Overcoming a bobble off the line, the Princeton top crew found a rhythm as it pulled away to victory.
“The start was super shaky, we went into the buoys,” said Crotty of his V8 which included Adam Casler, Nick Aronow, Hidde Lycklama, George Dickinson, Ethan Abraham, Aaron Wenk, Reuben Cook, William Olson, and David Van Velden. “You never want to do that but once they got it, they got a good bearing. That last 1,900 meters was by far their best of the year.”
In Crotty’s view, a loss to Cornell on April 15, the top boat’s only setback of the season, helped refocus his rowers for the stretch run.
“The loss was a wake-up call; it was a learning experience for the guys, going on the road and rowing on a course you have never rowed on against a good team,” said Crotty. “What we learned is that if you have a bad day you might get beat. We didn’t overreact to it. I didn’t detonate any of the lineups.”
The addition of Olson to the lineup made a difference for the boat.
“We had one very important senior, Will Olson, come back into the first varsity; he had been injured, he was in the 2 seat today,” said Crotty. “He came back into the first varsity — he made a huge difference going into the sprints. We got him for two and a half weeks of training and then he was out the whole month of April. He is a really key guy and I loved putting him back in there as a senior, getting him the two victories.”
Crotty loved the form displayed by the V8 as it won the grand final for the first time since 2010.
“Six of my rowers in that first varsity have a pure sculling background; their first competitive strokes back in the ninth grade when they learned to row were in single sculls,” said Crotty. “In the single scull, you have to caress, you can’t just be in there smashing back and forth on the slide and hammering the catches in. If you watch the tape, in between strokes today is where our boat was just traveling so much better than anybody else. It takes that touch, that feel.”
Seeing the program earn the team title was a great feeling for Crotty.

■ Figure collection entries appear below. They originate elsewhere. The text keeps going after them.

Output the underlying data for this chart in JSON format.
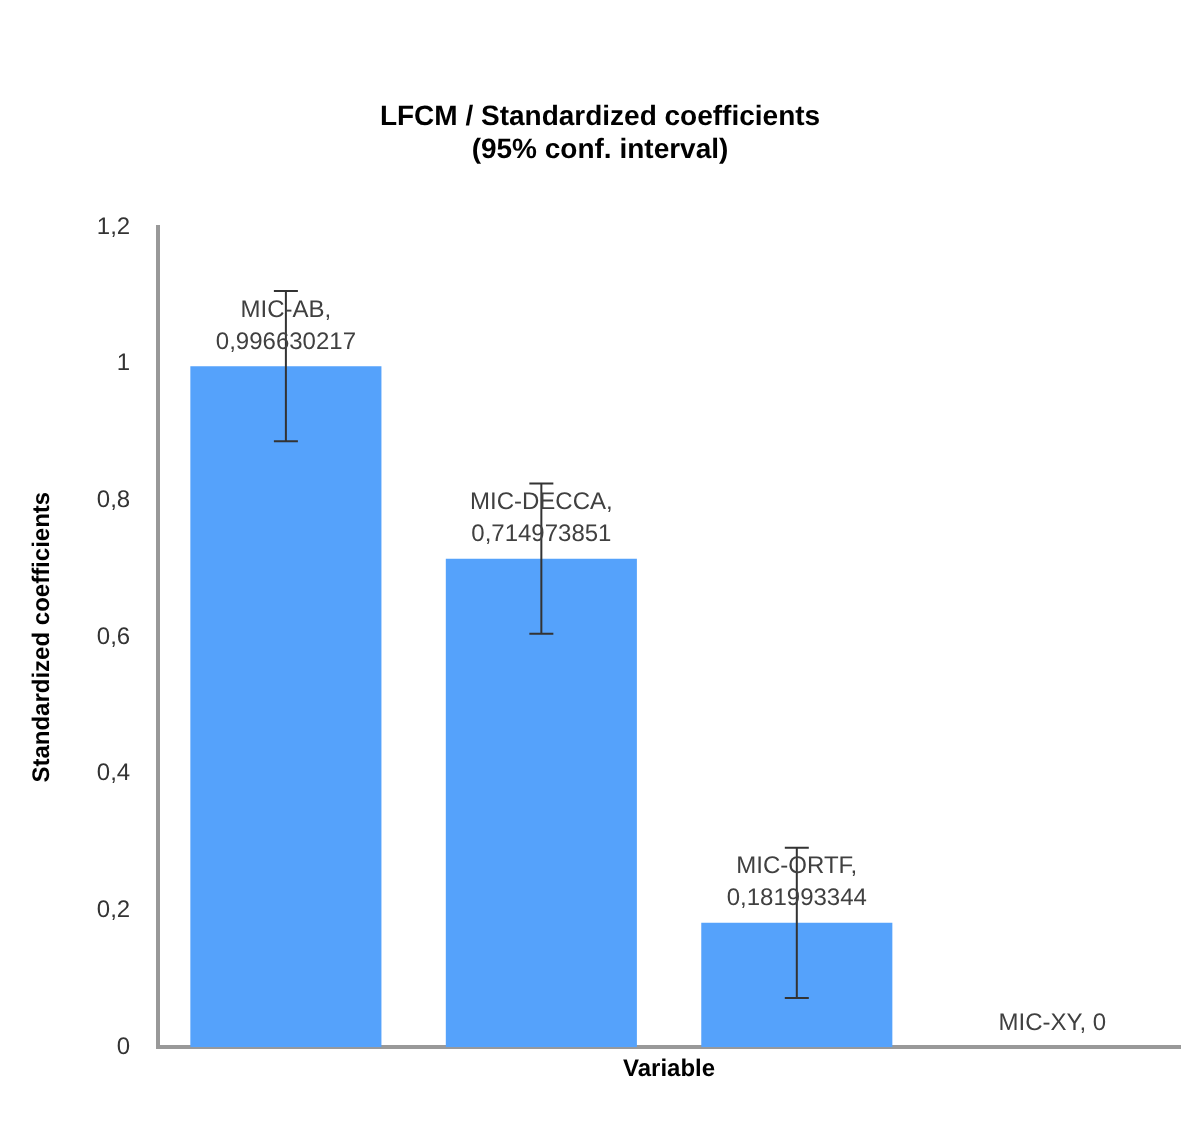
{
  "chart_data": {
    "type": "bar",
    "title": "LFCM / Standardized coefficients\n(95% conf. interval)",
    "xlabel": "Variable",
    "ylabel": "Standardized coefficients",
    "categories": [
      null,
      null,
      null,
      null
    ],
    "values": [
      0.996630217,
      0.714973851,
      0.181993344,
      0
    ],
    "errors": [
      0.11,
      0.11,
      0.11,
      null
    ],
    "value_labels": [
      "MIC-AB, 0,996630217",
      "MIC-DECCA, 0,714973851",
      "MIC-ORTF, 0,181993344",
      "MIC-XY, 0"
    ],
    "color": "#55a2fb",
    "ylim": [
      0,
      1.2
    ],
    "yticks": [
      {
        "value": 0,
        "label": "0"
      },
      {
        "value": 0.2,
        "label": "0,2"
      },
      {
        "value": 0.4,
        "label": "0,4"
      },
      {
        "value": 0.6,
        "label": "0,6"
      },
      {
        "value": 0.8,
        "label": "0,8"
      },
      {
        "value": 1,
        "label": "1"
      },
      {
        "value": 1.2,
        "label": "1,2"
      }
    ],
    "grid": false,
    "legend": false,
    "tick_labels": "y"
  }
}
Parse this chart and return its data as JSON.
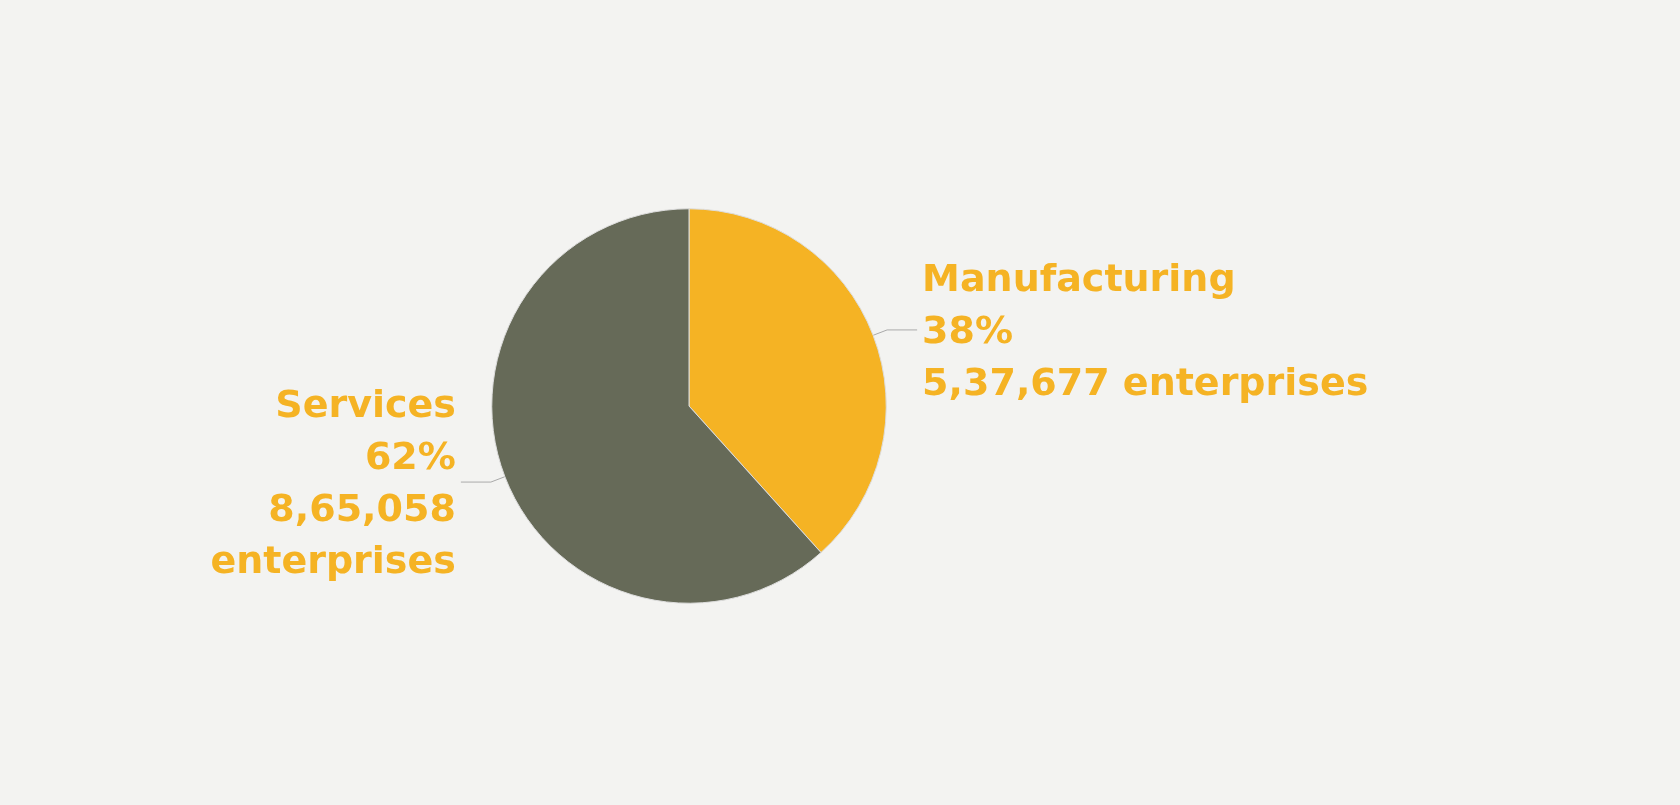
{
  "chart_data": {
    "type": "pie",
    "categories": [
      "Manufacturing",
      "Services"
    ],
    "values": [
      537677,
      865058
    ],
    "colors": [
      "#f5b324",
      "#666a58"
    ],
    "value_labels": [
      "38%\n5,37,677 enterprises",
      "62%\n8,65,058\nenterprises"
    ],
    "legend": false
  }
}
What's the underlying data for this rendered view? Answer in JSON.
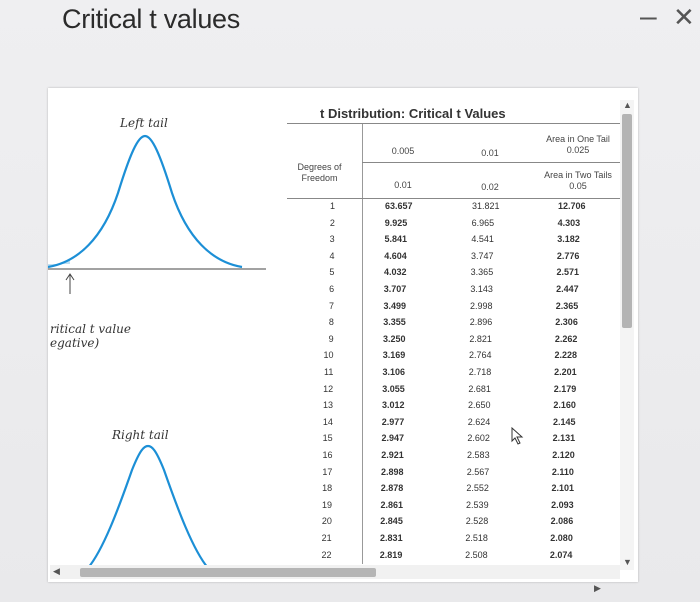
{
  "window": {
    "title": "Critical t values",
    "minimize_label": "–",
    "close_label": "✕"
  },
  "graphs": {
    "left_label": "Left tail",
    "right_label": "Right tail",
    "annot_line1": "ritical t value",
    "annot_line2": "egative)"
  },
  "table": {
    "title": "t Distribution: Critical t Values",
    "degrees_label_1": "Degrees of",
    "degrees_label_2": "Freedom",
    "one_tail_label_1": "Area in One Tail",
    "one_tail_label_2": "0.025",
    "two_tail_label_1": "Area in Two Tails",
    "two_tail_label_2": "0.05",
    "one_tail_values": [
      "0.005",
      "0.01"
    ],
    "two_tail_values": [
      "0.01",
      "0.02"
    ],
    "rows": [
      {
        "df": "1",
        "a": "63.657",
        "b": "31.821",
        "c": "12.706"
      },
      {
        "df": "2",
        "a": "9.925",
        "b": "6.965",
        "c": "4.303"
      },
      {
        "df": "3",
        "a": "5.841",
        "b": "4.541",
        "c": "3.182"
      },
      {
        "df": "4",
        "a": "4.604",
        "b": "3.747",
        "c": "2.776"
      },
      {
        "df": "5",
        "a": "4.032",
        "b": "3.365",
        "c": "2.571"
      },
      {
        "df": "6",
        "a": "3.707",
        "b": "3.143",
        "c": "2.447"
      },
      {
        "df": "7",
        "a": "3.499",
        "b": "2.998",
        "c": "2.365"
      },
      {
        "df": "8",
        "a": "3.355",
        "b": "2.896",
        "c": "2.306"
      },
      {
        "df": "9",
        "a": "3.250",
        "b": "2.821",
        "c": "2.262"
      },
      {
        "df": "10",
        "a": "3.169",
        "b": "2.764",
        "c": "2.228"
      },
      {
        "df": "11",
        "a": "3.106",
        "b": "2.718",
        "c": "2.201"
      },
      {
        "df": "12",
        "a": "3.055",
        "b": "2.681",
        "c": "2.179"
      },
      {
        "df": "13",
        "a": "3.012",
        "b": "2.650",
        "c": "2.160"
      },
      {
        "df": "14",
        "a": "2.977",
        "b": "2.624",
        "c": "2.145"
      },
      {
        "df": "15",
        "a": "2.947",
        "b": "2.602",
        "c": "2.131"
      },
      {
        "df": "16",
        "a": "2.921",
        "b": "2.583",
        "c": "2.120"
      },
      {
        "df": "17",
        "a": "2.898",
        "b": "2.567",
        "c": "2.110"
      },
      {
        "df": "18",
        "a": "2.878",
        "b": "2.552",
        "c": "2.101"
      },
      {
        "df": "19",
        "a": "2.861",
        "b": "2.539",
        "c": "2.093"
      },
      {
        "df": "20",
        "a": "2.845",
        "b": "2.528",
        "c": "2.086"
      },
      {
        "df": "21",
        "a": "2.831",
        "b": "2.518",
        "c": "2.080"
      },
      {
        "df": "22",
        "a": "2.819",
        "b": "2.508",
        "c": "2.074"
      }
    ]
  },
  "colors": {
    "curve": "#1c8fd6",
    "shade": "#bfe0f3",
    "scroll_thumb": "#b4b4b4"
  }
}
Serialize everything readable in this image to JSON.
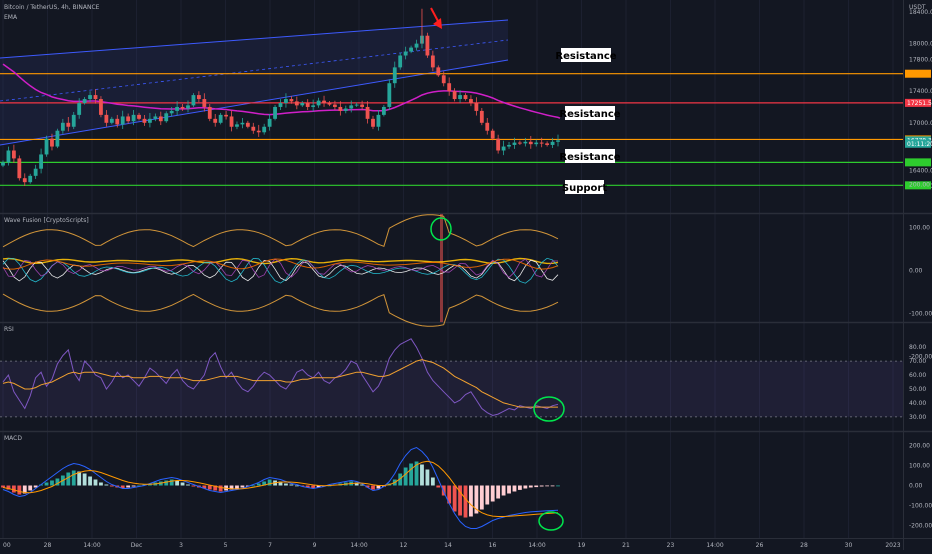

“That is everything, to get everybody up on stage today was really special,” said Crotty, whose second varsity 8 included Laney Gold-Rappe, Eoin Gaffney, Tim Eilers, Noah Klemmer Domonkos, Peter Skinner, George Middleton, John High, Paul Höselbarth, and Tim Scheuritzel. “It is equal to any one of the individual boat victories. They really have a joy of rowing together and a joy of showing up at the boathouse and being together all the time. As hard as it is, that is the joy and it is all for this.”